Nurse holding up hand to say stop

In a sense, nursing is a form of customer-oriented service. The industry involves interacting with patients from all walks of life and delivering high-quality service and satisfaction to each of them.

Even before engaging with a health professional, anyone seeking service will have expectations at a satisfactory level. The challenge for healthcare providers is that some of those expectations are simply impossible to meet. Although most patients will be cooperative and understanding, you can expect to encounter dissatisfied and irate patients from time to time. While we can all agree that we cannot please everyone, this doesn't mean that dealing with a difficult patient has to create a negative experience for both parties.

Why Do Patients Become Difficult to Handle?

More often than not, resistance is a reactive stance to stimuli. Understanding the reasoning for a patient's behavior is the first step toward handling the patient and de-escalating the situation.

Research shows that patients recognize poor communication and environmental conditions as a cause of resistive behavior. The following conditions can also be a result of several common scenarios in patient-provider interactions:

  • Anxiety and distress
  • Being in pain or unwell in general
  • Dissatisfaction from the previous hospital experience
  • Unrealistic expectations
  • Blame toward themselves or the healthcare provider

Typical behavior of difficult patients may include one or more of the following:

  • Being overly controlling and demanding
  • Refusal to listen and cooperate
  • Verbal abuse or threats toward themselves and others
  • Using physical violence on objects or people

Frequently, resistance will come from the patient's family members as well. Remember that this behavior is a product of coping and should not be taken personally.

RELATED: How Nurses Can Avoid the Most Common Ethics Violations

Dealing With Resistant Patients

Despite the presence of hostility and violence, patients must not be denied the necessary treatment - especially if the patient is experiencing a life-threatening condition.

It's common for resistant patients to make demands and even propose how they should be treated. As a health provider, it is your responsibility to perform treatments based on their clinical needs and not on their demands. Upon facing rejection or discomfort, an irate person's behavior may escalate toward an aggressive or passive-aggressive stance.

Dealing With Passive-Aggressive Patients

Passive-aggressive behavior is when a person indirectly expresses negative feelings, rather than openly displaying them. Passive-aggressive people can also display one or more of these red flags:

  • Opposition to other people's instructions.
  • Deliberately delaying or failing a task
  • Frequently voicing dissatisfaction and mistrust
  • A cynical or hostile attitude

Dealing with a passive-aggressive patient can be challenging.
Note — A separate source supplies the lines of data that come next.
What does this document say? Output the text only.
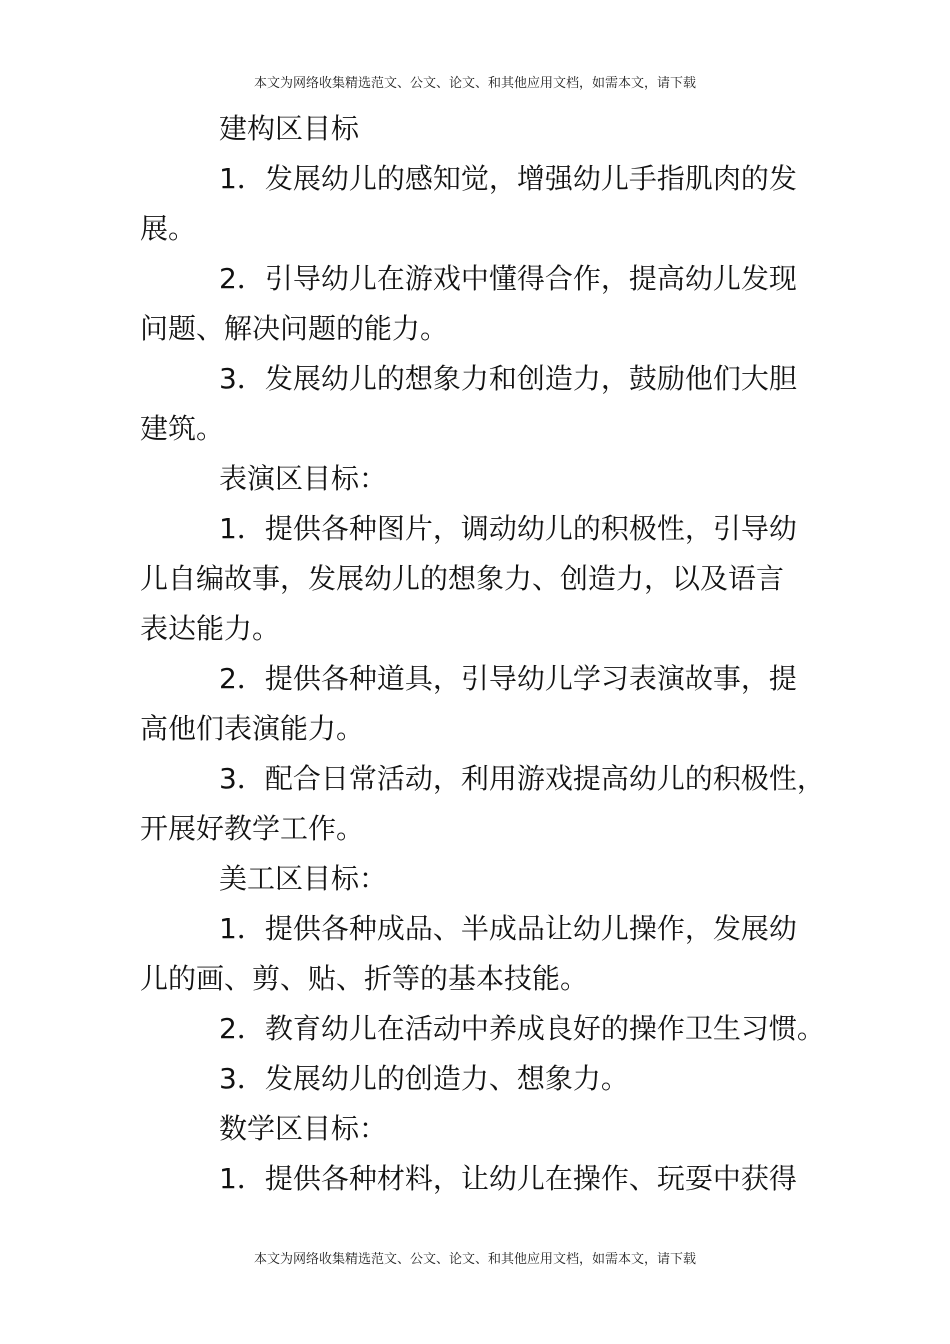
本文为网络收集精选范文、公文、论文、和其他应用文档，如需本文，请下载
建构区目标
1．发展幼儿的感知觉，增强幼儿手指肌肉的发
展。
2．引导幼儿在游戏中懂得合作，提高幼儿发现
问题、解决问题的能力。
3．发展幼儿的想象力和创造力，鼓励他们大胆
建筑。
表演区目标：
1．提供各种图片，调动幼儿的积极性，引导幼
儿自编故事，发展幼儿的想象力、创造力，以及语言
表达能力。
2．提供各种道具，引导幼儿学习表演故事，提
高他们表演能力。
3．配合日常活动，利用游戏提高幼儿的积极性，
开展好教学工作。
美工区目标：
1．提供各种成品、半成品让幼儿操作，发展幼
儿的画、剪、贴、折等的基本技能。
2．教育幼儿在活动中养成良好的操作卫生习惯。
3．发展幼儿的创造力、想象力。
数学区目标：
1．提供各种材料，让幼儿在操作、玩耍中获得
本文为网络收集精选范文、公文、论文、和其他应用文档，如需本文，请下载
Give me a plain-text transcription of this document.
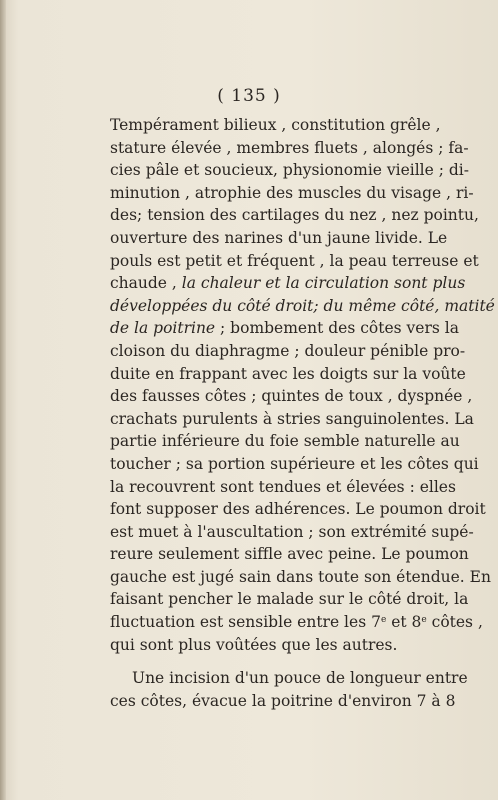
( 135 )
Tempérament bilieux , constitution grêle ,
stature élevée , membres fluets , alongés ; fa-
cies pâle et soucieux, physionomie vieille ; di-
minution , atrophie des muscles du visage , ri-
des; tension des cartilages du nez , nez pointu,
ouverture des narines d'un jaune livide. Le
pouls est petit et fréquent , la peau terreuse et
chaude , la chaleur et la circulation sont plus
développées du côté droit; du même côté, matité
de la poitrine ; bombement des côtes vers la
cloison du diaphragme ; douleur pénible pro-
duite en frappant avec les doigts sur la voûte
des fausses côtes ; quintes de toux , dyspnée ,
crachats purulents à stries sanguinolentes. La
partie inférieure du foie semble naturelle au
toucher ; sa portion supérieure et les côtes qui
la recouvrent sont tendues et élevées : elles
font supposer des adhérences. Le poumon droit
est muet à l'auscultation ; son extrémité supé-
reure seulement siffle avec peine. Le poumon
gauche est jugé sain dans toute son étendue. En
faisant pencher le malade sur le côté droit, la
fluctuation est sensible entre les 7e et 8e côtes ,
qui sont plus voûtées que les autres.
Une incision d'un pouce de longueur entre
ces côtes, évacue la poitrine d'environ 7 à 8
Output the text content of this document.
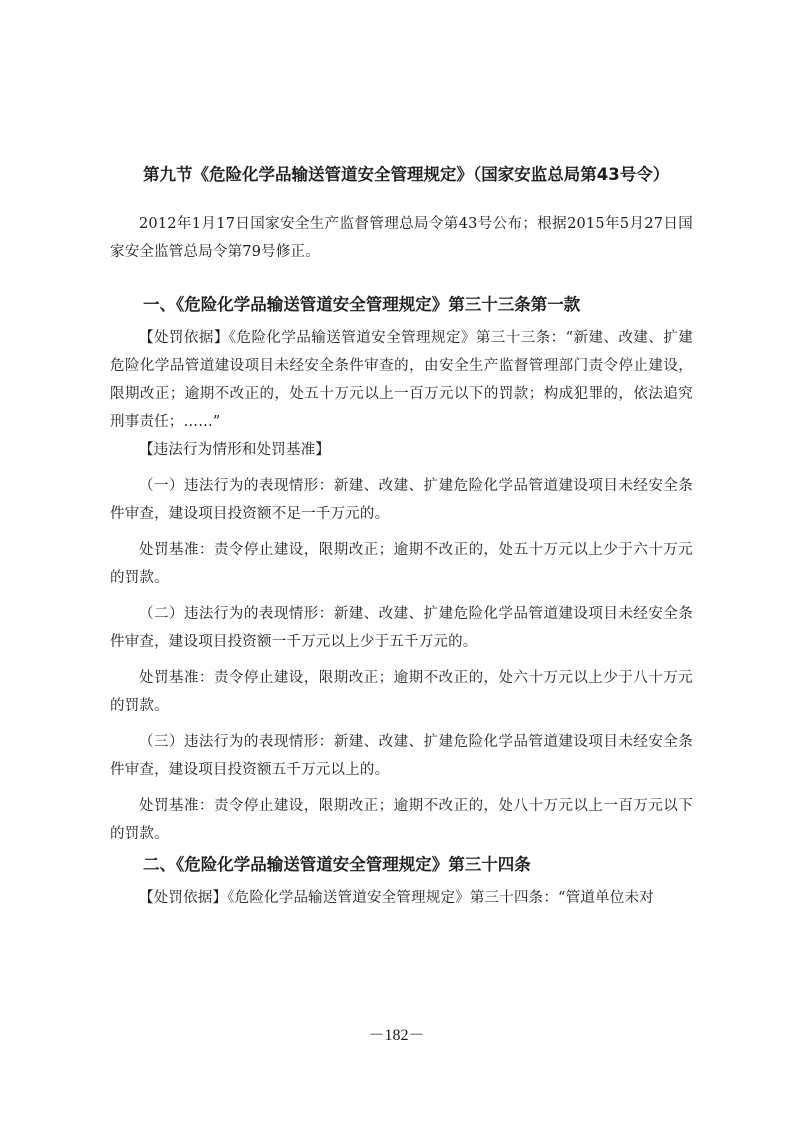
第九节《危险化学品输送管道安全管理规定》（国家安监总局第43号令）

2012年1月17日国家安全生产监督管理总局令第43号公布；根据2015年5月27日国家安全监管总局令第79号修正。

一、《危险化学品输送管道安全管理规定》第三十三条第一款

【处罚依据】《危险化学品输送管道安全管理规定》第三十三条：“新建、改建、扩建危险化学品管道建设项目未经安全条件审查的，由安全生产监督管理部门责令停止建设，限期改正；逾期不改正的，处五十万元以上一百万元以下的罚款；构成犯罪的，依法追究刑事责任；……”

【违法行为情形和处罚基准】

（一）违法行为的表现情形：新建、改建、扩建危险化学品管道建设项目未经安全条件审查，建设项目投资额不足一千万元的。

处罚基准：责令停止建设，限期改正；逾期不改正的，处五十万元以上少于六十万元的罚款。

（二）违法行为的表现情形：新建、改建、扩建危险化学品管道建设项目未经安全条件审查，建设项目投资额一千万元以上少于五千万元的。

处罚基准：责令停止建设，限期改正；逾期不改正的，处六十万元以上少于八十万元的罚款。

（三）违法行为的表现情形：新建、改建、扩建危险化学品管道建设项目未经安全条件审查，建设项目投资额五千万元以上的。

处罚基准：责令停止建设，限期改正；逾期不改正的，处八十万元以上一百万元以下的罚款。

二、《危险化学品输送管道安全管理规定》第三十四条

【处罚依据】《危险化学品输送管道安全管理规定》第三十四条：“管道单位未对

－182－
However, health providers should avoid becoming discouraged and continue to perform interventions by implementing one or more of the following strategies:

  • Help the patient recognize the negative consequences and take responsibility for their behavior
  • Review the patient's medical record for a previous or existing psychiatric diagnosis related to the behavior
  • Involve the patient in formulating a care plan
  • Avoid debating with the patient to discourage manipulative behavior
  • Encourage the patient to express themselves more openly
  • Promote healthy coping methods
  • Refrain from apologizing for doing your job properly
  • Set a patient's expectation on limits and consistently enforce them

RELATED: The Importance of the Nurse-Patient Relationship for Patient Care

Be Prepared to Deal With Difficult Patients

These types of difficult interactions are inevitable in the healthcare industry. If you haven't already done so, individuals at all experience levels can benefit from taking conflict resolution courses. This reduces the chance of a difficult patient catching you off-guard and preventing you from delivering quality healthcare.